You called me twice to tell me that you spit in your own eye, when I was right next to you.
You were in the bathroom for two hours practicing "Revenge Faces".
the first call I got in the morning was from visa fraud prevention so yeah it was one of those nights
Dude. Hurry up. They just blessed the tequila.
Definitely just said "no homo" to our gay waiter at Cheesecake Factory...our service has steadily declined since.

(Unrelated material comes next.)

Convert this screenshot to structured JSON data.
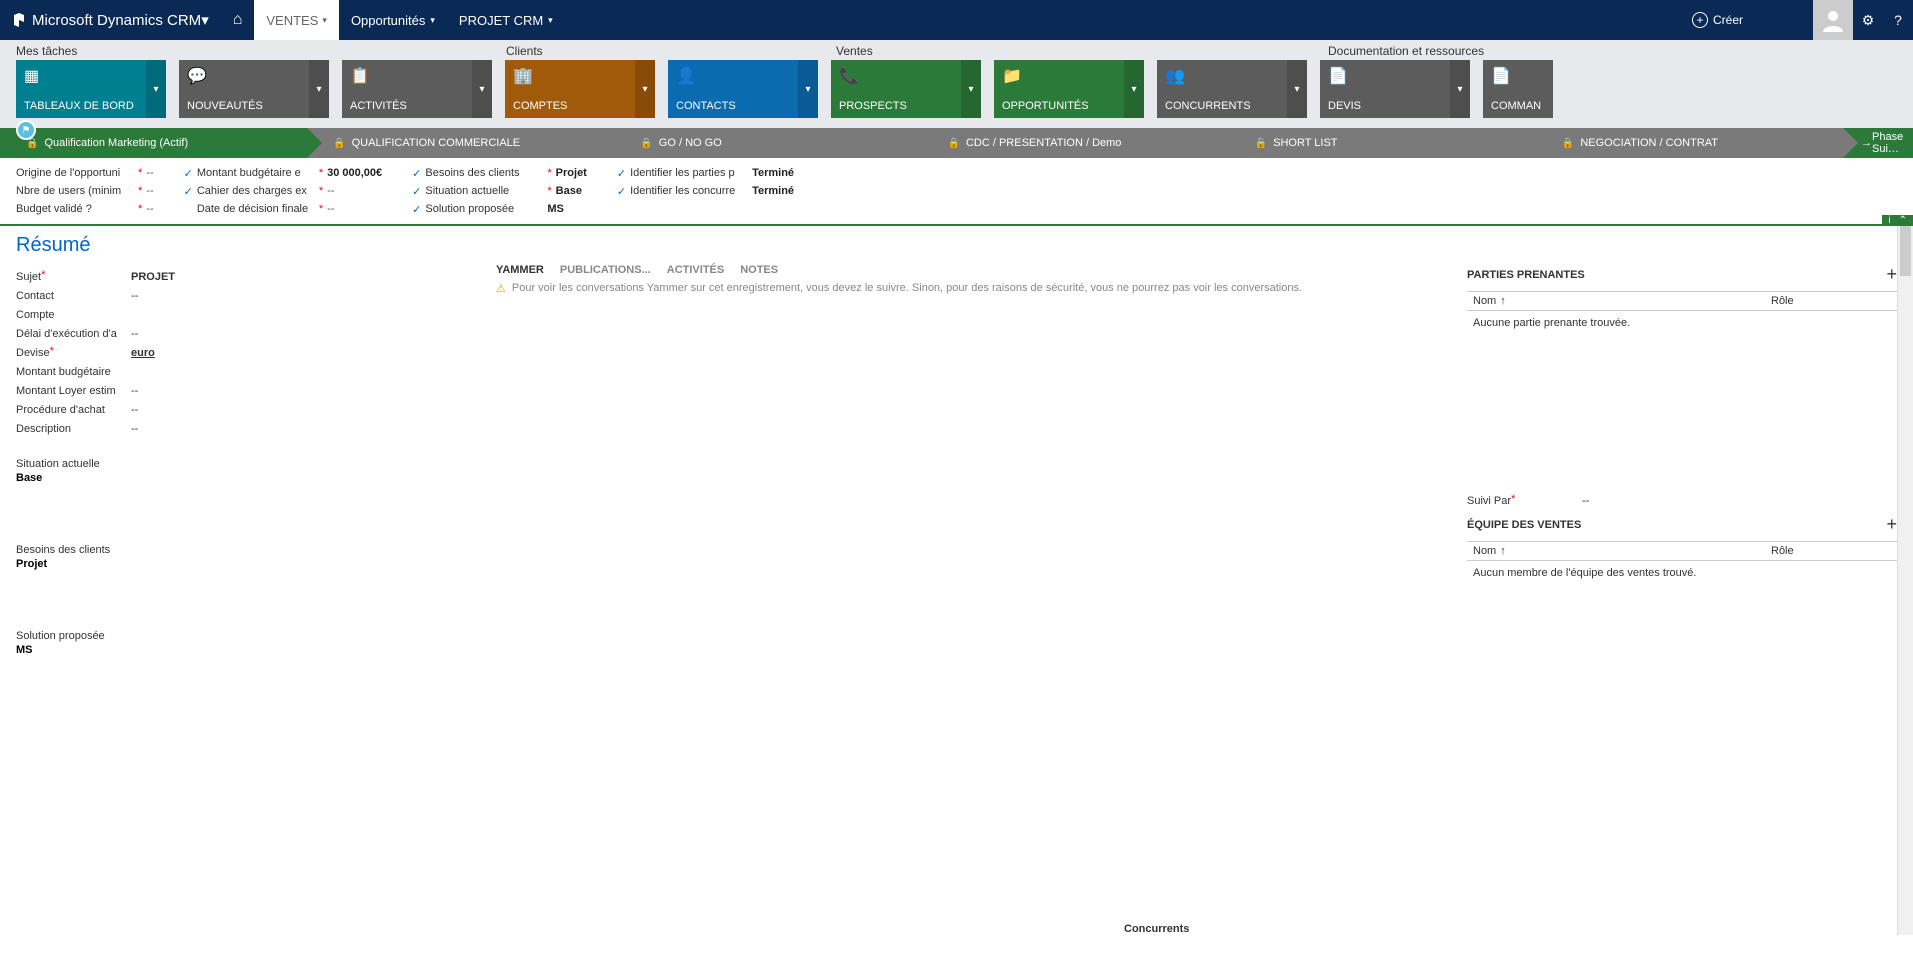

He threw up in a cup in the limo and when he got out the bouncer told him he couldn't bring drinks in so he gave the glass to that dumb girl we brought with us from c street.
I know, she tried to drink it
The yard is growling at me WHAT DID U GIVE ME?
Nothing says "I support my fellow man" like taking your friends recently divorced dad to a strip club and bar hopping with us to get him laid by an upgrade.
You might call them booze related cuts, I call it "partying so hard you sweat blood"
showering high made me realize that i should seriously reconsider my career path... id be a damn good hair shampooer & head massager
My dry spell starts kindergarten this fall...
They grow up so fast.
He sent me a dick pic. I am fighting the urge to send him a "sorry for your loss" card.
she stuffed her marc jacobs purse full of cereal
classy
So I was laying on the couch reading a book and he texted me. All I saw was the image of him spitting on my vagina last night in the moonlight. I gagged.
Stop letting me drink alone on saturdays. My last 2 google searches were "short legs" and "caterpillar eyebrows" ? I don't even know.